You’d be surprised how many companies believe they have clear target customer definitions but when we poll the entire team (product managers, UX team, engineers, etc.) we get different definitions across the teams and different opinions about how/if those definitions are adhered to in decision making.  That makes getting product decisions made quickly and in a way that “stick” almost impossible.

Start by polling the team… are you all on the same page?

 

 

 

The Rebellion is here.

We thought we’d start with our story. We are two product leaders who are tired of seeing product managers struggle.Tired of watching YOU struggle to do the right thing. Tired of product managers being mistaken for project managers. Tired of you not having the support you deserve. Yes, we’re speaking to you – the product manager who’s smart, capable, driven – we know you. We know that you’re working way too many hours, juggling way too many tasks and catching everything that’s falling through the cracks. We are here to help.

We’re also speaking to the managers out there – those of you who have risen up the product ranks. We’re one of you. Being pulled in multiple directions. Working on a product that’s not growing and the team is looking to you. It’s time to go back to the fundamentals. We are here to help.

That’s what our Product Rebellion is all about. Our jobs are to wave that customer flag – every day. Join us.

We commit to giving you ideas, tools, examples that will help in your fight. Join us.

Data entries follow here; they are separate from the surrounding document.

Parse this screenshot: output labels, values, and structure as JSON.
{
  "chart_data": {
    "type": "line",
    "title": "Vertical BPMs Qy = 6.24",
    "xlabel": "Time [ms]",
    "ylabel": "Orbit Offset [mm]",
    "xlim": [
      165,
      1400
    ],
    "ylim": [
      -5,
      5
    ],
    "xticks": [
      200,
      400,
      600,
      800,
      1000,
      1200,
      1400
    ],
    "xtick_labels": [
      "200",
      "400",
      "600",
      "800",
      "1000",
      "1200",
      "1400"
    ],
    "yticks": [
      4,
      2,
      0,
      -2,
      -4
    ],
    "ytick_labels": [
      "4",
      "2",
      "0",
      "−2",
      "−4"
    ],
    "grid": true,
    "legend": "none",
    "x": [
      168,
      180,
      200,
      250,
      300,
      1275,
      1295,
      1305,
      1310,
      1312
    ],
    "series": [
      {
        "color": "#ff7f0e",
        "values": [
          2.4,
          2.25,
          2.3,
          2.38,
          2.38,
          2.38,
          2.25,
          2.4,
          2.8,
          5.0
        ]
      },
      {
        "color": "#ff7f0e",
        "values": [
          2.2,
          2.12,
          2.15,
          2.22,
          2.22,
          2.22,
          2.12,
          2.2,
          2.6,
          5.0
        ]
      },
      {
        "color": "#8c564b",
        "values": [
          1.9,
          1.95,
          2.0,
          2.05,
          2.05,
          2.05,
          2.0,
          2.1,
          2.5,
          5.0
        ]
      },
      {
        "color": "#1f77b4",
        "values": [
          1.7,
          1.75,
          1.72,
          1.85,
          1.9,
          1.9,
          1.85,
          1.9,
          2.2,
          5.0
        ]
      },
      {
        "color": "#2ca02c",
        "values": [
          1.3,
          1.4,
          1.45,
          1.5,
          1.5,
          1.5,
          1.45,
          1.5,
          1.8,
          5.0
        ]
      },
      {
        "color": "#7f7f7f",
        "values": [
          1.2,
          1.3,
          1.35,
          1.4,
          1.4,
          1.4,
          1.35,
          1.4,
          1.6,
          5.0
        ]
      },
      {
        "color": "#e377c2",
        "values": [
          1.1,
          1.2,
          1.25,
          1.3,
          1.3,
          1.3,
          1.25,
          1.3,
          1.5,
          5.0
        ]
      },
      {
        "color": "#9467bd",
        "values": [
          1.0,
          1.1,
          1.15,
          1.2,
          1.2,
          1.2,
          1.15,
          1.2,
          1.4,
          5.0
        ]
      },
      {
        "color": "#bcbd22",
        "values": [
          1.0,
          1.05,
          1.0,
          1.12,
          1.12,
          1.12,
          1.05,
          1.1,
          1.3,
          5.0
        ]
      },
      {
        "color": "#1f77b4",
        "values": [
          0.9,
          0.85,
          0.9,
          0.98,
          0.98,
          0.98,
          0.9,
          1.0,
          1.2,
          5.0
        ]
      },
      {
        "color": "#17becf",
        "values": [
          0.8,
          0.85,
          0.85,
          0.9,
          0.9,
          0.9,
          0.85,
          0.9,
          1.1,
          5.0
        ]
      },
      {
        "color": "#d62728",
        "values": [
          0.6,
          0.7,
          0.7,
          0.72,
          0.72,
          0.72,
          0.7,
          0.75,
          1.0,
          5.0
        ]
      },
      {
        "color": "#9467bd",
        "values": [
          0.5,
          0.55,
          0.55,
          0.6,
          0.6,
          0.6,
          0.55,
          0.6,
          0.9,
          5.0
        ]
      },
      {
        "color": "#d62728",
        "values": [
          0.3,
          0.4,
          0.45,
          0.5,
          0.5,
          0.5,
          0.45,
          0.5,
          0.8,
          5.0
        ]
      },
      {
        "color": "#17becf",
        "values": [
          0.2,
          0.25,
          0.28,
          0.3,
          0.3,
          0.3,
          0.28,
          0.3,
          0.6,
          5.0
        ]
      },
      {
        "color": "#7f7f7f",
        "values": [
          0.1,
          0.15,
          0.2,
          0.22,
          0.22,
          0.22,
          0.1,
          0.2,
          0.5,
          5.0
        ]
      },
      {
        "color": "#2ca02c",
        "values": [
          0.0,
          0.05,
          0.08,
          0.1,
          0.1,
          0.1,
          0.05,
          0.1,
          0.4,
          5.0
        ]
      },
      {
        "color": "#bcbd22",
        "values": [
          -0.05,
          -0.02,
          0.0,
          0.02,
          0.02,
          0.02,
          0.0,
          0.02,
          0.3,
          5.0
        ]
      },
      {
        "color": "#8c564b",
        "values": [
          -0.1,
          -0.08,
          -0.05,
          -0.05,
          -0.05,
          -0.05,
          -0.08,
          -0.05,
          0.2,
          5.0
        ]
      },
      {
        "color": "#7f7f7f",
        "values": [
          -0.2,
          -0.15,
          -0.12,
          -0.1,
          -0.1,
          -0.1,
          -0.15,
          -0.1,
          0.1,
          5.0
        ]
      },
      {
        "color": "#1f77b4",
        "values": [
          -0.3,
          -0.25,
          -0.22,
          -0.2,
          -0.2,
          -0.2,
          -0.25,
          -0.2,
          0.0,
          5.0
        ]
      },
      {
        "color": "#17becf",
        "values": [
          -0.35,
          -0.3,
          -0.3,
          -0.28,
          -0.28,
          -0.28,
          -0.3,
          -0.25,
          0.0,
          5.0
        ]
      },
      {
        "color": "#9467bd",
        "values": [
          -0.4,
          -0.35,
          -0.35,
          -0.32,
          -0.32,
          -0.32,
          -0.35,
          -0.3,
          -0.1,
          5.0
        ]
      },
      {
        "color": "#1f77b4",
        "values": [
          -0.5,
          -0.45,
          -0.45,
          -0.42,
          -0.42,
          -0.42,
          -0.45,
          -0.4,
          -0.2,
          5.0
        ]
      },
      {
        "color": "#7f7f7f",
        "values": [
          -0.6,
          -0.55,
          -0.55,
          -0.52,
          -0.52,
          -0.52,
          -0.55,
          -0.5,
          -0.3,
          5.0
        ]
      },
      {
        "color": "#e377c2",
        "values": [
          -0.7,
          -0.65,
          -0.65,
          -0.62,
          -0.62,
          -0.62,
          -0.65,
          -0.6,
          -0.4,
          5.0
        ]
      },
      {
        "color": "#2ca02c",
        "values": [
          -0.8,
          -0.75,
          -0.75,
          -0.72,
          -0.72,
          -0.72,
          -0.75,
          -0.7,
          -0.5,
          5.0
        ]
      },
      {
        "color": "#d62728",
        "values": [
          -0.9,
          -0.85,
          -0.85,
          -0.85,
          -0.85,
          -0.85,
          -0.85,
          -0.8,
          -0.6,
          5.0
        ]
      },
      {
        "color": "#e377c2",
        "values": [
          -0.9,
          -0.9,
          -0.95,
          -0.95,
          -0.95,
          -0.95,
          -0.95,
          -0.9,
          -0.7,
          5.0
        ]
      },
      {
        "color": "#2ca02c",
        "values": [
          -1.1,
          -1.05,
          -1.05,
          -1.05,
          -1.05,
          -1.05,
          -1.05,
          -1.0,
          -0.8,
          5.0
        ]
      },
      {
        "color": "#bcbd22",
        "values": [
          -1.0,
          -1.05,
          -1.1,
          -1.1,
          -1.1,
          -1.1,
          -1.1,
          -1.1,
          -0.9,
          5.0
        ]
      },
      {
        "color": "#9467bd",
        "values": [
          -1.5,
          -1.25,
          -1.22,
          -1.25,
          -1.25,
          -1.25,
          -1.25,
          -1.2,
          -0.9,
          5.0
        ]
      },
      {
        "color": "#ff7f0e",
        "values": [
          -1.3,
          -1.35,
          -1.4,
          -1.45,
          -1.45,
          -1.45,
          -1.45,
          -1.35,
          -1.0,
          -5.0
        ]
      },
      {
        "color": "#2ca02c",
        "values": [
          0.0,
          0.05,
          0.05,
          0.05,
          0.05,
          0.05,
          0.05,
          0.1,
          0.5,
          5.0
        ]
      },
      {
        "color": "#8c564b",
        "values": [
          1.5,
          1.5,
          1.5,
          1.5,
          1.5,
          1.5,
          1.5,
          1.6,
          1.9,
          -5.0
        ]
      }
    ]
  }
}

We want you. Your customers need you. Let’s get back to doing the jobs we must, and creating products that customers love.

Join us.

When all else fails – go talk to a customer.

Having a bad day? Got another twenty powerpoint revisions to make for that big meeting tomorrow? The one that seems to come around every 5 minutes… Well, here’s your first rebel challenge. Block two hours tomorrow (and if that’s really not possible, find a time next week). Put it in your calendar now (that’s right, open up your calendar and book it. We’ll wait). Now search through your customer logs and find a customer who’s given you feedback recently. It doesn’t matter if it’s praise, a complaint, or just a question. Send them an email to request a 15 minute discussion about your product. Now do that again two more times with two more customers. You just booked yourself time to talk to three real people about your product. Excited?

Now all you need to do is put this script into your calendar, and you’re all set:

Hi, I’m <name>, a product manager with <name of product>. I know that you recently used our product, and I’d really appreciate hearing a little about your experience. This won’t take more than 10-12 minutes of your time. I just have three questions:

  1. Can you tell me a little about why you chose the product, and is it meeting your expectations? (why, why not)
  2. What would you recommend about the product? (Why)
  3. If you could change one thing, what would it be? (Why)

Thanks so much for your time. Talking to customers is one of my favorite parts of the day, and I so appreciate your willingness to share your experience with me.

That’s it…go ahead and modify it whatever way you prefer. But if you don’t have time, you still have this waiting in your calendar, ready to go. No excuses! Go on product rebel, make a difference to a single customer, and maybe learn something that will make a big difference for you.